You may be one of those people who scoffs at technology. Or perhaps you embrace every new gizmo that comes along. You might be the type of person who has lots of accounts that need constant updating. Or maybe you're the kind of person who will only agree to meet in person and won't even chat on the phone.
Regardless of your approach to technology, you'll likely find this interview with Seth Godin to be worth your while.
I tend to feel that way about every guest that Krista Tippett has on her On Being show, so I admit my bias. But still, some are more fascinating than others, and Seth Godin has much to say that's important.
He's promoting a new book, The Icarus Deception. This Godin quote will give you an idea of the book's thesis: "So if you and I had been sitting around just after the Dark Ages and heard the story of Icarus — what we would have heard is this: that Daedalus said to his son two things — one, put these wings on but don't fly too close to the sun because it's too hot up there and the wax will melt. But more important, Son, do not fly too low, do not fly too close to the sea, because the mist and the water will weigh down the wings and you will surely perish. And for me the most important message that I've come to after thinking about this for so many years is, we are flying too low. We built this universe, this technology, these connections, this society, and all we can do with it is make junk. All we can do with it is put on stupid entertainments. I'm not buying it."

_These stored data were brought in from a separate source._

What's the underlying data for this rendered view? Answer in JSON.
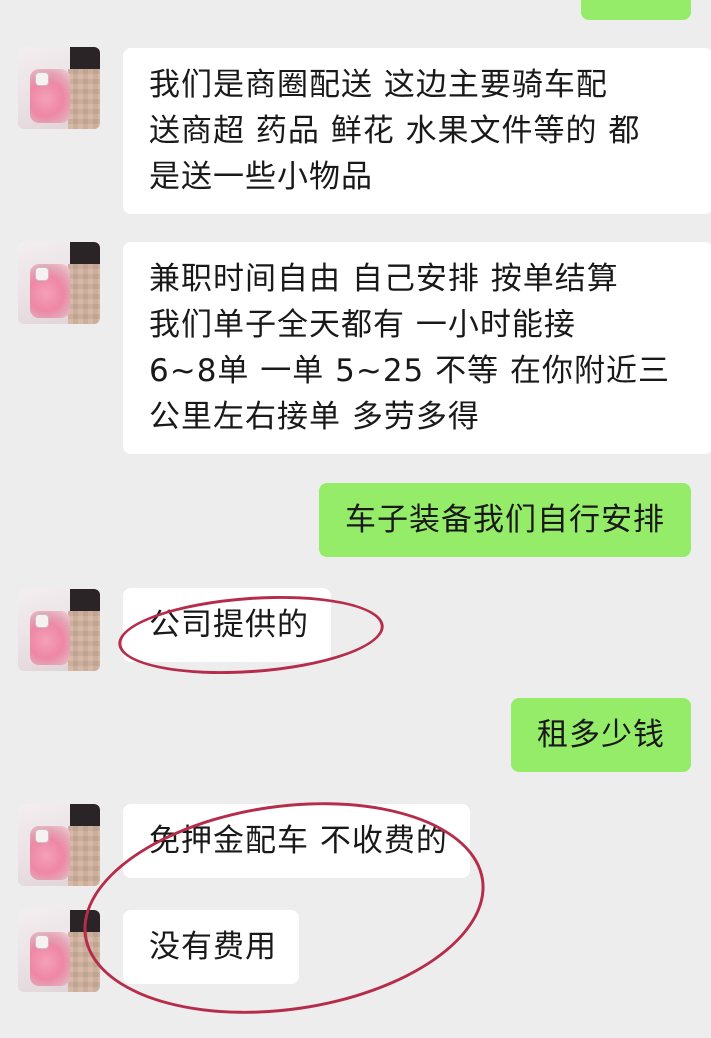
{
  "chat": {
    "messages": [
      {
        "from": "other",
        "text": "我们是商圈配送 这边主要骑车配\n送商超 药品 鲜花 水果文件等的 都\n是送一些小物品"
      },
      {
        "from": "other",
        "text": "兼职时间自由 自己安排 按单结算\n我们单子全天都有 一小时能接\n6~8单 一单 5~25 不等 在你附近三\n公里左右接单 多劳多得"
      },
      {
        "from": "self",
        "text": "车子装备我们自行安排"
      },
      {
        "from": "other",
        "text": "公司提供的"
      },
      {
        "from": "self",
        "text": "租多少钱"
      },
      {
        "from": "other",
        "text": "免押金配车 不收费的"
      },
      {
        "from": "other",
        "text": "没有费用"
      }
    ]
  },
  "colors": {
    "background": "#ededed",
    "incoming_bubble": "#ffffff",
    "outgoing_bubble": "#95ec69",
    "annotation_circle": "#b62d4b"
  },
  "icons": {
    "avatar": "contact-avatar-icon"
  }
}
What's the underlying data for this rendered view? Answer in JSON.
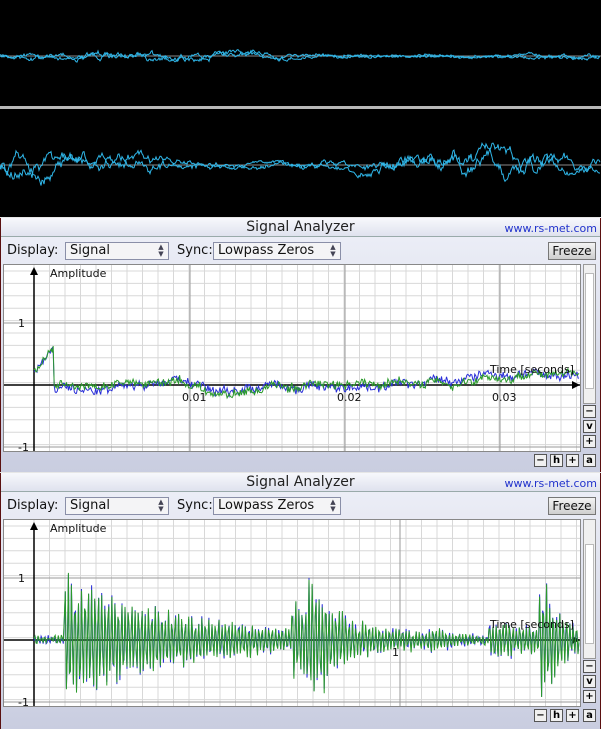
{
  "analyzer_top": {
    "title": "Signal Analyzer",
    "link": "www.rs-met.com",
    "display_label": "Display:",
    "display_value": "Signal",
    "sync_label": "Sync:",
    "sync_value": "Lowpass Zeros",
    "freeze_label": "Freeze",
    "y_axis_label": "Amplitude",
    "x_axis_label": "Time [seconds]",
    "y_ticks": [
      "1",
      "-1"
    ],
    "x_ticks": [
      "0.01",
      "0.02",
      "0.03"
    ],
    "zoom_buttons": [
      "−",
      "h",
      "+",
      "a"
    ],
    "vzoom_buttons": [
      "−",
      "v",
      "+"
    ]
  },
  "analyzer_bottom": {
    "title": "Signal Analyzer",
    "link": "www.rs-met.com",
    "display_label": "Display:",
    "display_value": "Signal",
    "sync_label": "Sync:",
    "sync_value": "Lowpass Zeros",
    "freeze_label": "Freeze",
    "y_axis_label": "Amplitude",
    "x_axis_label": "Time [seconds]",
    "y_ticks": [
      "1",
      "-1"
    ],
    "x_ticks": [
      "1"
    ],
    "zoom_buttons": [
      "−",
      "h",
      "+",
      "a"
    ],
    "vzoom_buttons": [
      "−",
      "v",
      "+"
    ]
  },
  "colors": {
    "waveform_cyan": "#2fb6e8",
    "channel_blue": "#2a2fd8",
    "channel_green": "#2a9a2a",
    "grid_major": "#9a9a9a",
    "grid_minor": "#d8d8d8"
  }
}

Krista Tippett mentioned the 4 questions that are worth asking about our work, and it holds true for our creative work too: "Four questions worth answering. Who is your next customer? You mean that conceptually. Their outlook, hopes, dreams, needs and wants. What is the story he told about himself before he met you? How do you encounter him in a way that he trusts the story you want to tell him about what you have to offer? What changes are you trying to make in him, his life, his story? And then you wrote, start with this before you spend time on tactics, technology, scalability. I think that's really refreshing."
Refreshing indeed. In a world that tells us we need ratings, we need people to spend gobs of money, we need a platform that people visit all the time, it's good to remember why we do this.
The lust for ratings and placing high on the charts is an industrialist mindset, Godin tells us. And even if we have it, we may not be saved. Look at all the TV shows that were once popular but are no longer with us.
Here's a better way of thinking about our work: "Whereas, the other way to think about it is, how few people can I influence and still be able to do this tomorrow? Because if we can influence just enough people to keep getting the privilege to do it, then tomorrow there'll be even more people. Because we're doing something genuine that connects, as opposed to doing something fake that's entertainment."
Go here for a link to the transcript or to listen to the show. Today I need to spend time deleting old e-mails; I may just listen to this interview as I do it!